“Missis Gummidge,” he returned, “not being a good scholar, Sir, Ham kindly drawed it out, and she made a copy on it. They told her I was gone to seek her, and what my parting words was.”

“Is that another letter in your hand?” said I.

“It’s money, Sir,” said Mr. Peggotty, unfolding it a little way. “Ten pound, you see. And wrote inside, ‘From a true friend,’ like the first. But the first was put underneath the door, and this come by the post, day afore yesterday. I’m a-going to seek her at the postmark.”

He showed it to me. It was a town on the Upper Rhine. He had found out, at Yarmouth, some foreign dealers who knew that country, and they had drawn him a rude map on paper, which he could very well understand. He laid it between us on the table; and, with his chin resting on one hand, tracked his course upon it with the other.

I asked him how Ham was? He shook his head.

“He works,” he said, “as bold as a man can. His name’s as good, in all that part, as any man’s is, anywheres in the wureld. Any one’s hand is ready to help him, you understand, and his is ready to help them. He’s never been heerd fur to complain. But my sister’s belief is (’twixt ourselves) as it has cut him deep.”

“Poor fellow, I can believe it!”

“He ain’t no care, Mas’r Davy,” said Mr. Peggotty in a solemn whisper—“keinder no care no-how for his life. When a man’s wanted for rough sarvice in rough weather, he’s theer. When there’s hard duty to be done with danger in it, he steps for’ard afore all his mates. And yet he’s as gentle as any child. There ain’t a child in Yarmouth that doen’t know him.”

He gathered up the letters thoughtfully, smoothing them with his hand; put them into their little bundle; and placed it tenderly in his breast again. The face was gone from the door. I still saw the snow drifting in; but nothing else was there.

“Well!” he said, looking to his bag, “having seen you to-night, Mas’r Davy (and that does me good!), I shall away betimes to-morrow morning. You have seen what I’ve got heer,” putting his hand on where the little packet lay; “all that troubles me is, to think that any harm might come to me, afore that money was give back. If I was to die, and it was lost, or stole, or elseways made away with, and it was never know’d by him but what I’d took it, I believe the t’other wureld wouldn’t hold me! I believe I must come back!”

He rose, and I rose too; we grasped each other by the hand again, before going out.

“I’d go ten thousand mile,” he said, “I’d go till I dropped dead, to lay that money down afore him. If I do that, and find my Em’ly, I’m content. If I doen’t find her, maybe she’ll come to hear, sometime, as her loving uncle only ended his search for her when he ended his life; and if I know her, even that will turn her home at last!”
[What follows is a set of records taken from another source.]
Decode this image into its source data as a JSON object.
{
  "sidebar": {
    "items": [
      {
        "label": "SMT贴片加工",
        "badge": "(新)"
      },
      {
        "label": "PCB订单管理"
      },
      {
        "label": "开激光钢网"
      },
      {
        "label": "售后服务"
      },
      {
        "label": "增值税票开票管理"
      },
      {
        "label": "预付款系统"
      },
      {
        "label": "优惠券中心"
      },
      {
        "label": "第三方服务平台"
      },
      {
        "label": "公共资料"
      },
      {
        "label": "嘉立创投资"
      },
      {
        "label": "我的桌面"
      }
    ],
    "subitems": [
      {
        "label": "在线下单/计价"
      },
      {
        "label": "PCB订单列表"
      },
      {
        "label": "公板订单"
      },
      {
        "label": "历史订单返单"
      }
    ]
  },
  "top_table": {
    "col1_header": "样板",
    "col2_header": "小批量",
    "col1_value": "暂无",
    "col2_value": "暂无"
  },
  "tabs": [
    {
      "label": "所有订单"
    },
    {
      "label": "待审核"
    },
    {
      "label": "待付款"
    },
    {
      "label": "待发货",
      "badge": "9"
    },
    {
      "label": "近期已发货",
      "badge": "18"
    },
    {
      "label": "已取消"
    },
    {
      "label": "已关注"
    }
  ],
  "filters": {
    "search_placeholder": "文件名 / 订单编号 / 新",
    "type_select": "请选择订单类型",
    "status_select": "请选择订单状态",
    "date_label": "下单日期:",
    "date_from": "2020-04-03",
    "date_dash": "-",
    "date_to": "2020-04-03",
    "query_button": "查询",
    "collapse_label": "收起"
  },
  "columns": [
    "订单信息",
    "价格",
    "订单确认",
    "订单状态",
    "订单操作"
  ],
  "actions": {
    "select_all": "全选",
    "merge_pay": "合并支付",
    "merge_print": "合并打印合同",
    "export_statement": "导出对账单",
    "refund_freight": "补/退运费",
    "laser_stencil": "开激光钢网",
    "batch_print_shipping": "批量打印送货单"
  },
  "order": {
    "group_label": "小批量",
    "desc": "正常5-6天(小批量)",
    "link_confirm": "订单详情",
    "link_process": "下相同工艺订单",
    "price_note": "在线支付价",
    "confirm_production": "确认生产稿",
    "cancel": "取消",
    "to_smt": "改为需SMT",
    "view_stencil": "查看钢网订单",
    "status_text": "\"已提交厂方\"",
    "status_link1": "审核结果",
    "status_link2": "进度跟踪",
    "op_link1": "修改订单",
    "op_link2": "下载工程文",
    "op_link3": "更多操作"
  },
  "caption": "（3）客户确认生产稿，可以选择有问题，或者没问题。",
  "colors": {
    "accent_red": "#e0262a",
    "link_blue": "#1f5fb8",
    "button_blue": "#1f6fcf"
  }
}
As we went out into the rigorous night, I saw the lonely figure flit away before us. I turned him hastily on some pretence, and held him in conversation until it was gone.

He spoke of a travellers’ house on the Dover Road, where he knew he could find a clean, plain lodging for the night. I went with him over Westminster Bridge, and parted from him on the Surrey shore. Everything seemed, to my imagination, to be hushed in reverence for him, as he resumed his solitary journey through the snow.

I returned to the inn-yard, and, impressed by my remembrance of the face, looked awfully around for it. It was not there. The snow had covered our late footprints; my new track was the only one to be seen; and even that began to die away (it snowed so fast) as I looked back over my shoulder.